In the next few years, technology will speed up and, in most cases, simplify administrative tasks such as hiring and giving raises. It will also enable companies to keep closer tabs on what’s happening in the marketplace and to communicate more quickly with one another about a broad variety of personnel issues.
It’s already happening at a few Silicon Valley companies.
Cisco Systems, for example, is implementing a pilot project that will replace paper forms used in a variety of human resource functions with their electronic equivalents.
No longer will managers seeking to hire someone wonder where their job requisitions stand in the approval process. Instead, they can call them up instantly on their workstations.
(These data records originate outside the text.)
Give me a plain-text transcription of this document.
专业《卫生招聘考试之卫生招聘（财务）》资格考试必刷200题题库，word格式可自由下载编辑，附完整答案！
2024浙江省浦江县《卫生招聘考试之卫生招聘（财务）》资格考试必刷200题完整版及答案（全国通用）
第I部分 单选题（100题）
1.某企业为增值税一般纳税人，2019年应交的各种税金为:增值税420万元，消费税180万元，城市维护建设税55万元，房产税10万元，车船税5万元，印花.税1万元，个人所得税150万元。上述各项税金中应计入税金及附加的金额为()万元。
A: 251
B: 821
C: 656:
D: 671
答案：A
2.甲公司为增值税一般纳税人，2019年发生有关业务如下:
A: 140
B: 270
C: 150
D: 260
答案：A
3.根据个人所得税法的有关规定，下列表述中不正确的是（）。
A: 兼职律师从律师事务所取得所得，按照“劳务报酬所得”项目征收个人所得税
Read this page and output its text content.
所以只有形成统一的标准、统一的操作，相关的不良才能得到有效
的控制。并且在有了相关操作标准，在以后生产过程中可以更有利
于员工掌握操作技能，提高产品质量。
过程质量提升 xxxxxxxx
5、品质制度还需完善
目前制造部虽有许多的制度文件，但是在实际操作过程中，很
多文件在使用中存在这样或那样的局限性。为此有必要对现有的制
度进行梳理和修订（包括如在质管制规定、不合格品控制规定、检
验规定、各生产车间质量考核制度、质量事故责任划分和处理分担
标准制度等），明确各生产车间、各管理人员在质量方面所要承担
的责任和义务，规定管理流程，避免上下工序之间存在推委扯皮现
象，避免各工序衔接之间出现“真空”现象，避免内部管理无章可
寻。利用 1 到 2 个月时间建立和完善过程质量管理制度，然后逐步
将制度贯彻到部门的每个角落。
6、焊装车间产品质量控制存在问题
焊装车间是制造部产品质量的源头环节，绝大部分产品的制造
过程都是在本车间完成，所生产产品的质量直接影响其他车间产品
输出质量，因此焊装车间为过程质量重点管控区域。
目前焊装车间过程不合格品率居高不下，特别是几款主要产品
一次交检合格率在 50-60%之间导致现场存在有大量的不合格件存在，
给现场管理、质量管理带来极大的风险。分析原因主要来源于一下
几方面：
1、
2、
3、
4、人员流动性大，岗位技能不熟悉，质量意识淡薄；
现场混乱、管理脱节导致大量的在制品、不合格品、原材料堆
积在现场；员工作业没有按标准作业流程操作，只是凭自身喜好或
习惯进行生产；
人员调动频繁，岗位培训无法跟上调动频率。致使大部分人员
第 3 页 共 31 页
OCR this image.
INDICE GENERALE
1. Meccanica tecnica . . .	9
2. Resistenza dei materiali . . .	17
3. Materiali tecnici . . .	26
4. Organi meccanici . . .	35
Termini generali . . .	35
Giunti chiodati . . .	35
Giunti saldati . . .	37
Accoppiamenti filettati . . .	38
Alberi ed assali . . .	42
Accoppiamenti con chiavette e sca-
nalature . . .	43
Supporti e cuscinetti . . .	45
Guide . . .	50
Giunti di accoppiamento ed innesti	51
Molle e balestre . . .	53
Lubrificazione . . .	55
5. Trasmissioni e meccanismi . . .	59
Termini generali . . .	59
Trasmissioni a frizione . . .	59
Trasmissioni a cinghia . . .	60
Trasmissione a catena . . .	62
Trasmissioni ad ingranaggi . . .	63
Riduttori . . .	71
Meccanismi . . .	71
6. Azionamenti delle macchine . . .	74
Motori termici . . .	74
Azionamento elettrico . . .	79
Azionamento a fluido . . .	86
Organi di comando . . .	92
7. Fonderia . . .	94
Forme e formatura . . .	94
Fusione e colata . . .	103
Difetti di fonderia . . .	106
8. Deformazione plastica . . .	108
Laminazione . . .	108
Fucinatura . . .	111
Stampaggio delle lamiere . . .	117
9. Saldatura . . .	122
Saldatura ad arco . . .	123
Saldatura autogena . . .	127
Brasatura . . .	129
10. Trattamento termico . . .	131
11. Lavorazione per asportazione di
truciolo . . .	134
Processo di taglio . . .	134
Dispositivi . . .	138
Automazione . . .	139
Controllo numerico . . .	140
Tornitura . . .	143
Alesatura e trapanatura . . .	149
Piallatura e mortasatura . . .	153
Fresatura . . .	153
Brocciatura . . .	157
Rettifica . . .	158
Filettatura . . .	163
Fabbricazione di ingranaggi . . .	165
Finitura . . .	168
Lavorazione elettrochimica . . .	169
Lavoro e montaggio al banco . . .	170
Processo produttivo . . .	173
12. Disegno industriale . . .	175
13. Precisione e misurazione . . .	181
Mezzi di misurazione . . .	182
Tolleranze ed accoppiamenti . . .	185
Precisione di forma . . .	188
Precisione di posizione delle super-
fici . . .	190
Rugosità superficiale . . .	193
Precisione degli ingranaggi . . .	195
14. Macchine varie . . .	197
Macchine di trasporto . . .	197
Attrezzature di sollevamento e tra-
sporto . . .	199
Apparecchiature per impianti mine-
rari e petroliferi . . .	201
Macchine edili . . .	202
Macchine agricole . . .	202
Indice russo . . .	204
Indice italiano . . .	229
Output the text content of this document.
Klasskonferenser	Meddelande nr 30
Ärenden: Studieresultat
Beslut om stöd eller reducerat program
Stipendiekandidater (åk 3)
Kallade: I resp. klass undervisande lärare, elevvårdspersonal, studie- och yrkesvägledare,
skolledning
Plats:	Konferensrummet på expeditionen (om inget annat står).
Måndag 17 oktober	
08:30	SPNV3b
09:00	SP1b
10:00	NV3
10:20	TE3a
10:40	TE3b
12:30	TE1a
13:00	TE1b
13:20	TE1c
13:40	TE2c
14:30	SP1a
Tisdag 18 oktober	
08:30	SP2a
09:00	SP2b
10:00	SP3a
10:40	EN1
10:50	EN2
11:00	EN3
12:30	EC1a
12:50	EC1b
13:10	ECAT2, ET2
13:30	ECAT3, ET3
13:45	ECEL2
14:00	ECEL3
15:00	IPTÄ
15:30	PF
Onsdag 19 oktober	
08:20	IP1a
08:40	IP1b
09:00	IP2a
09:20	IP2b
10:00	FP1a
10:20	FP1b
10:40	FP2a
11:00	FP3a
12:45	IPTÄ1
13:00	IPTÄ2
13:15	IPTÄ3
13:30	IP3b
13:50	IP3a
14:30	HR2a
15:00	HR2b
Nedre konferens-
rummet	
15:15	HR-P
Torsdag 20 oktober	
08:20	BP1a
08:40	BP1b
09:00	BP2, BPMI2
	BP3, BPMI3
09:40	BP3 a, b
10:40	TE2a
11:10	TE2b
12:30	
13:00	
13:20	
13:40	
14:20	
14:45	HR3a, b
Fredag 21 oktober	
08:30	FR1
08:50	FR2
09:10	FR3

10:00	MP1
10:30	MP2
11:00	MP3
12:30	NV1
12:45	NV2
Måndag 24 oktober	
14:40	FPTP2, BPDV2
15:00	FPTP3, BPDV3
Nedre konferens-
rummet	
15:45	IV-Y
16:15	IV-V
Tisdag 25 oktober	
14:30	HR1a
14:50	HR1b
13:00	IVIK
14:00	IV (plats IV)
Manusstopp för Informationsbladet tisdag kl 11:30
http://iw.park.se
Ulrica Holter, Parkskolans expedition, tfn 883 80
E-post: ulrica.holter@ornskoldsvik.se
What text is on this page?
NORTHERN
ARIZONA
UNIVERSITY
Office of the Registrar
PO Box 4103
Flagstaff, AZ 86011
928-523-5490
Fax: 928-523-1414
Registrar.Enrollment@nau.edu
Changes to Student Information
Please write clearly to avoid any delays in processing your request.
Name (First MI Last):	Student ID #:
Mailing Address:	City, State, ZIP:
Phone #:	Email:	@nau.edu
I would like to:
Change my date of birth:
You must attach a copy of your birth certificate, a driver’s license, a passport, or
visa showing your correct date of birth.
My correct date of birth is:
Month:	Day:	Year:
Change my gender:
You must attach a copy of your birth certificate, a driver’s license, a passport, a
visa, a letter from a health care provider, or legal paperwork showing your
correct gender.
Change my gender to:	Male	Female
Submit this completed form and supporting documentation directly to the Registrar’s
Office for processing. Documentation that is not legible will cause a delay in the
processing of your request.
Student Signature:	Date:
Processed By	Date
And when managers allocate the money they have for raises, they won’t have to wrestle with calculators and salary planning worksheets that always seem to produce results that are either way over or under budget. Instead, they’ll be able to call up on their workstations a spreadsheet-like program that provides and calculates information related to employees who work for them.
The goal is to improve managers’ productivity, says John Radford, director of human resource corporate programs for Cisco. That’s also the reason human resource departments of 24 high-tech companies, most of them local, are testing a network created by Radford Associates, a benefits consulting and surveying subsidiary of Alexander & Alexander Consulting Group. (John Radford was one of the founders of Radford Associates but no longer works for the firm.)
The network is expected to help human resource executives in two ways: by allowing them to provide - and receive - survey data more quickly and easily; and by making it easier for human resource employees to communicate directly with each other.
High-tech companies, like those in many industries, develop compensation and benefit programs based on what others are paying for comparable jobs. The companies often get that information by participating in a survey conducted by a third party, which combines the data from many companies and summarizes it.
Traditionally, companies provide that information on paper or on computer disks and are given thick paper reports. That process can take four to six months, “not anywhere near real time,” says Bruce Schlegel, compensation and benefits manager for 3Com.
The Radford Network, the system being tested, allows companies to provide and receive the information electronically and may cut that time in half, Schlegel says.
This network will also allow human resource executives to communicate more easily than they can by phone.
Say, for example, that your company is creating a new position - perhaps manager of the firm’s activities on the World Wide Web, or Webmaster, as they’re called. Many companies are adding this position, and they wonder how to specify the duties and determine salary and benefits.
Normally, human resource managers would try to phone colleagues at other companies, a hit-and-miss process. With the Radford Network, a manager can pose a question and wait for responses to come in.